Orcas kreuzen den Weg

Nur bei den quirligen Adélie- und Eselspinguinen tobt auch bei diesem Wetter das Leben. Auf dem Weg zu den Frackträgern von Cuverville Island kreuzen dann noch einige Orcas unseren Weg und begleiten die Plancius fast eine halbe Stunde. Letzte Station auf dem aufgewühlten Südpolarmeer ist Deception Island: Ein ehemaliger aktiver Vulkan, dessen Magmakammer in der Mitte zusammengekracht ist und sich mit Seewasser gefüllt hat: Als wir uns durch Neptuns Blasebalg („Neptun“s Bellow“), den schmalen Zugang, mit dem Schiff hineinquetschen, wird die See in der Caldera schlagartig ruhig.

Von gefährlich bis niedlich: Von Orcas über Pelzrobben- oder Pinguin-Jungtier im Schneesturm: Auf der Antarktischen Halbinsel gibt es Tausende Fotomotive.
Von gefährlich bis niedlich: Von Orcas über Pelzrobben- oder Pinguin-Jungtier im Schneesturm: Auf der Antarktischen Halbinsel gibt es Tausende Fotomotive.
 

Wir wandern nach der Anlandung an der Telefon Bay hinauf auf die enormen Lava-Felder an den Rändern des alten Vulkans.
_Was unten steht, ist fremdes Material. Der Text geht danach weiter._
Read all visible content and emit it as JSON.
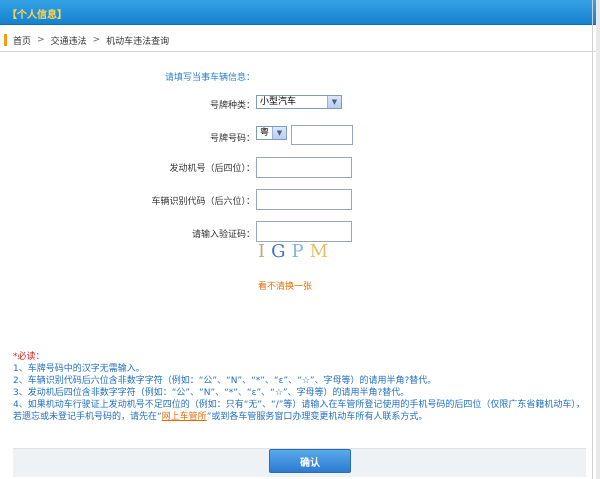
{
  "header": {
    "title": "【个人信息】"
  },
  "breadcrumb": {
    "items": [
      "首页",
      "交通违法",
      "机动车违法查询"
    ],
    "separator": ">"
  },
  "form": {
    "hint": "请填写当事车辆信息：",
    "plate_type": {
      "label": "号牌种类：",
      "value": "小型汽车"
    },
    "plate_number": {
      "label": "号牌号码：",
      "province": "粤",
      "value": ""
    },
    "engine": {
      "label": "发动机号（后四位）：",
      "value": ""
    },
    "vin": {
      "label": "车辆识别代码（后六位）：",
      "value": ""
    },
    "captcha": {
      "label": "请输入验证码：",
      "value": "",
      "text": "IGPM",
      "refresh": "看不清换一张"
    }
  },
  "notes": {
    "title": "*必读：",
    "lines": [
      "1、车牌号码中的汉字无需输入。",
      "2、车辆识别代码后六位含非数字字符（例如：“公”、“N”、“*”、“ε”、“☆”、字母等）的请用半角?替代。",
      "3、发动机后四位含非数字字符（例如：“公”、“N”、“*”、“ε”、“☆”、字母等）的请用半角?替代。",
      "4、如果机动车行驶证上发动机号不足四位的（例如：只有“无”、“/”等）请输入在车管所登记使用的手机号码的后四位（仅限广东省籍机动车），若遗忘或未登记手机号码的，请先在“"
    ],
    "link_text": "网上车管所",
    "tail": "”或到各车管服务窗口办理变更机动车所有人联系方式。"
  },
  "buttons": {
    "confirm": "确认"
  },
  "colors": {
    "header": "#1f8bd8",
    "title": "#ffd84a",
    "hint": "#2a7fcf",
    "notes": "#1f6fc0",
    "warning": "#e02020",
    "link": "#e56b00"
  }
}
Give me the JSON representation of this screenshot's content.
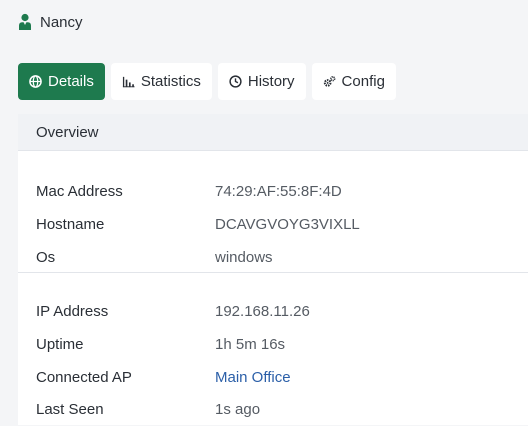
{
  "header": {
    "user_name": "Nancy",
    "icon": "person-icon"
  },
  "tabs": [
    {
      "label": "Details",
      "icon": "globe-icon",
      "active": true
    },
    {
      "label": "Statistics",
      "icon": "bar-chart-icon",
      "active": false
    },
    {
      "label": "History",
      "icon": "clock-icon",
      "active": false
    },
    {
      "label": "Config",
      "icon": "gears-icon",
      "active": false
    }
  ],
  "overview": {
    "title": "Overview",
    "group1": [
      {
        "label": "Mac Address",
        "value": "74:29:AF:55:8F:4D"
      },
      {
        "label": "Hostname",
        "value": "DCAVGVOYG3VIXLL"
      },
      {
        "label": "Os",
        "value": "windows"
      }
    ],
    "group2": [
      {
        "label": "IP Address",
        "value": "192.168.11.26"
      },
      {
        "label": "Uptime",
        "value": "1h 5m 16s"
      },
      {
        "label": "Connected AP",
        "value": "Main Office",
        "link": true
      },
      {
        "label": "Last Seen",
        "value": "1s ago"
      }
    ]
  },
  "colors": {
    "accent": "#1e7a4e",
    "link": "#2b5fa8",
    "background": "#f4f5f7"
  }
}
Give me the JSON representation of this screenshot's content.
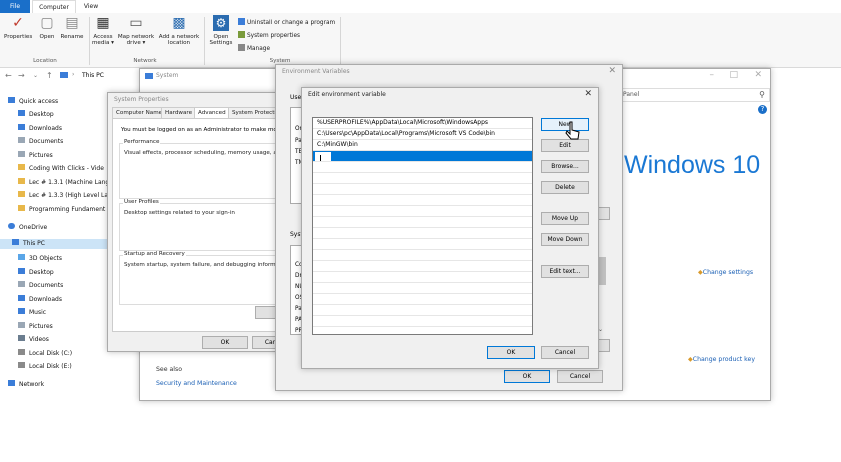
{
  "ribbon": {
    "tabs": {
      "file": "File",
      "computer": "Computer",
      "view": "View"
    },
    "buttons": {
      "properties": "Properties",
      "open": "Open",
      "rename": "Rename",
      "access_media": "Access media ▾",
      "map_drive": "Map network drive ▾",
      "add_location": "Add a network location",
      "open_settings": "Open Settings",
      "uninstall": "Uninstall or change a program",
      "system_properties": "System properties",
      "manage": "Manage"
    },
    "groups": {
      "location": "Location",
      "network": "Network",
      "system": "System"
    }
  },
  "address": {
    "path": "This PC"
  },
  "nav": {
    "quick_access": "Quick access",
    "items": [
      "Desktop",
      "Downloads",
      "Documents",
      "Pictures",
      "Coding With Clicks - Vide",
      "Lec # 1.3.1 (Machine Lang",
      "Lec # 1.3.3 (High Level Lar",
      "Programming Fundament"
    ],
    "onedrive": "OneDrive",
    "this_pc": "This PC",
    "pc_items": [
      "3D Objects",
      "Desktop",
      "Documents",
      "Downloads",
      "Music",
      "Pictures",
      "Videos",
      "Local Disk (C:)",
      "Local Disk (E:)"
    ],
    "network": "Network"
  },
  "system_window": {
    "title": "System",
    "search_text": "Panel",
    "windows_logo": "Windows 10",
    "change_settings": "Change settings",
    "change_product_key": "Change product key",
    "see_also": "See also",
    "security": "Security and Maintenance"
  },
  "system_properties": {
    "title": "System Properties",
    "tabs": [
      "Computer Name",
      "Hardware",
      "Advanced",
      "System Protection"
    ],
    "admin_note": "You must be logged on as an Administrator to make most of",
    "performance": {
      "label": "Performance",
      "text": "Visual effects, processor scheduling, memory usage, and"
    },
    "user_profiles": {
      "label": "User Profiles",
      "text": "Desktop settings related to your sign-in"
    },
    "startup": {
      "label": "Startup and Recovery",
      "text": "System startup, system failure, and debugging information"
    },
    "env_button": "Environ",
    "ok": "OK",
    "cancel": "Cancel"
  },
  "env_vars": {
    "title": "Environment Variables",
    "user_label": "User",
    "user_rows": [
      "On",
      "Pa",
      "TE",
      "TM"
    ],
    "system_label": "Syst",
    "system_rows": [
      "Co",
      "Dr",
      "NU",
      "OS",
      "Pa",
      "PA",
      "PR"
    ],
    "ok": "OK",
    "cancel": "Cancel"
  },
  "edit_env": {
    "title": "Edit environment variable",
    "entries": [
      "%USERPROFILE%\\AppData\\Local\\Microsoft\\WindowsApps",
      "C:\\Users\\pc\\AppData\\Local\\Programs\\Microsoft VS Code\\bin",
      "C:\\MinGW\\bin"
    ],
    "buttons": {
      "new": "New",
      "edit": "Edit",
      "browse": "Browse...",
      "delete": "Delete",
      "move_up": "Move Up",
      "move_down": "Move Down",
      "edit_text": "Edit text..."
    },
    "ok": "OK",
    "cancel": "Cancel"
  }
}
Viel zu schnell müssen wir zurück, weil sich ein Sturm anbahnt – über die Drake-Passage mit 65 Knoten Wind und meterhohen Wellen. Die beruhigen sich auf dem zweiten Teil der Passage Richtung Südspitze Südamerikas. Und so erleben wir beides: Drake Shake und Drake Lake.